Below is my input file:
HF_and_locXC # [R] Hartree-Fock
gw0 # [R] GW approximation
dyson # [R] Dyson Equation solver
EXXRLvcs= 165 RL # [XX] Exchange RL components
VXCRLvcs= 165 RL # [XC] XCpotential RL components
% GbndRnge
0 | 380 | # [GW] G[W] bands range
% BndsRnXd
0 | 380 | # [Xd] Polarization function bands
NGsBlkXd= 4 Ry # [Xd] Response block size
% DmRngeXd
0.050000 | 0.050000 | eV # [Xd] Damping range
ETStpsXd= 800 # [Xd] Total Energy steps
EMStpsXd= 100.0000 # [Xd] [o/o] Memory Energy steps
DrudeWXd= ( 0.000000 , 0.000000 ) eV # [Xd] Drude plasmon
% LongDrXd
1.000000 | 0.000000 | 0.000000 | # [Xd] [cc] Electric Field
GTermKind= "none" # [GW] GW terminator ("none","BG" Bruneval-Gonze,"BRS" Berger-Reining-Sottile)
DysSolver= "n" # [GW] Dyson Equation solver ("n","s","g")
%QPkrange # [GW] QP generalized Kpoint/Band indices
X_and_IO_CPU= "1 1 1 16 1"
X_and_IO_ROLEs= "q g k c v"
SE_CPU= "1 1 16" # [PARALLEL] CPUs for each role
SE_ROLEs= "q qp b" # [PARALLEL] CPUs roles (q,qp,b)
And the script:
mpirun -ppn 4 -hostfile $PBS_NODEFILE -np 16 /apps/scratch/compile/yambo-5.1/yambo-5.1.1/bin/yambo -F -J all_Bz
Just to mention, the system is metallic and I haven't added the Drude term, I hope that isn't causing the calculation to run.
Thanks and regards,
Daniele Varsano
Re: GW and BSE calculations with larger k-point mesh
Dear Harhista,
the Drude term is harmless, and it is not the source of the problem.
Some comments on your input file:
1) It seems that you are doing a full-frequency calculation (real axis), this is computationally very intensive, are you sure that you cannot opt for the plasmon-pole approximation that it is somehow the standard for a gw calculation?

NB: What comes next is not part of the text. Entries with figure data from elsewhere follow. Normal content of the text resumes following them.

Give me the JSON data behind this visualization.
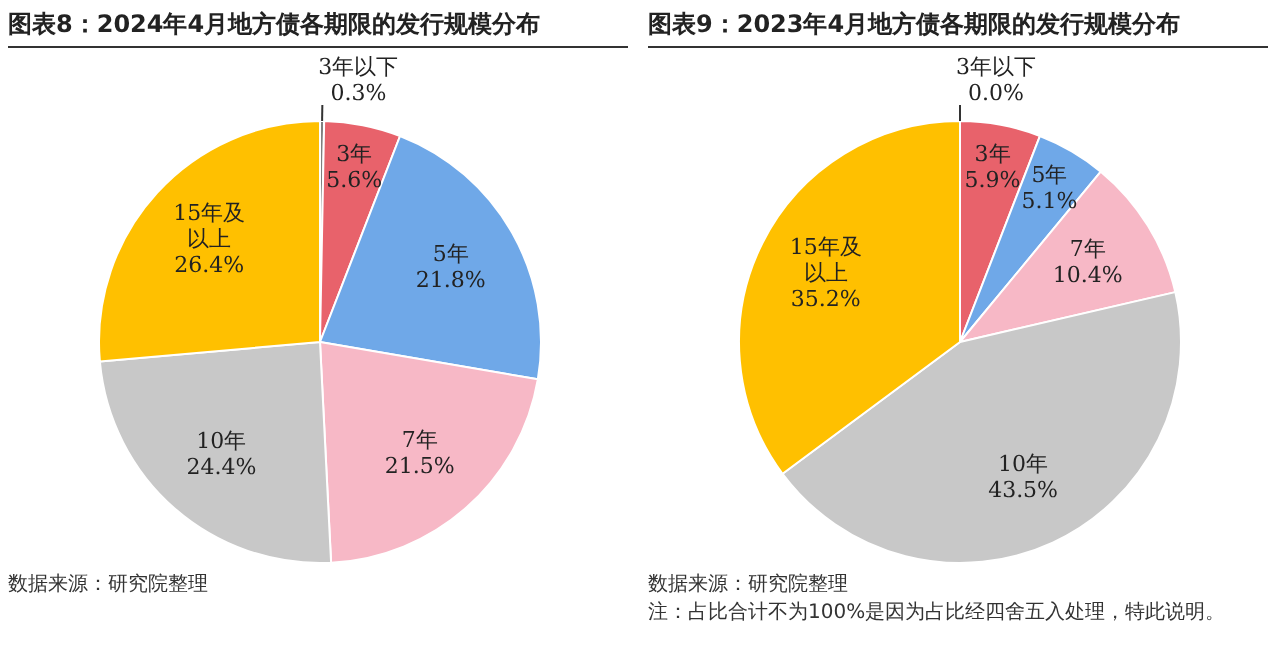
{
  "chart_data": [
    {
      "type": "pie",
      "title": "图表8：2024年4月地方债各期限的发行规模分布",
      "categories": [
        "3年以下",
        "3年",
        "5年",
        "7年",
        "10年",
        "15年及以上"
      ],
      "values": [
        0.3,
        5.6,
        21.8,
        21.5,
        24.4,
        26.4
      ],
      "colors": [
        "#7f7f7f",
        "#e8626b",
        "#6fa8e8",
        "#f7b8c6",
        "#c8c8c8",
        "#ffc000"
      ],
      "value_labels": [
        "0.3%",
        "5.6%",
        "21.8%",
        "21.5%",
        "24.4%",
        "26.4%"
      ],
      "legend": false,
      "annotations": [
        "数据来源：研究院整理"
      ]
    },
    {
      "type": "pie",
      "title": "图表9：2023年4月地方债各期限的发行规模分布",
      "categories": [
        "3年以下",
        "3年",
        "5年",
        "7年",
        "10年",
        "15年及以上"
      ],
      "values": [
        0.0,
        5.9,
        5.1,
        10.4,
        43.5,
        35.2
      ],
      "colors": [
        "#7f7f7f",
        "#e8626b",
        "#6fa8e8",
        "#f7b8c6",
        "#c8c8c8",
        "#ffc000"
      ],
      "value_labels": [
        "0.0%",
        "5.9%",
        "5.1%",
        "10.4%",
        "43.5%",
        "35.2%"
      ],
      "legend": false,
      "annotations": [
        "数据来源：研究院整理",
        "注：占比合计不为100%是因为占比经四舍五入处理，特此说明。"
      ]
    }
  ]
}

This input file is generated using yambo -gw0 p
2) Bands range: the number of bands should start from 1 and not from zero.
3) You can attach in the forum (by rename it with e.g. *.txt) the report and log file, this can help to spot the problem.
4) In order to spot if it is a memory problem, you can lower the QPkrange calculating, for instance just for a couple of bands. Note that it is possible to split the calculation in many runs with different number of bands and then merge the calculated databases.
5) Not related with your problem, EXXRLvcs and VXCRLvcs have a very low value and are most probably not at convergence.
6) You can update the code to the latest version and eventually to compile it with the --enable-memory-profile option.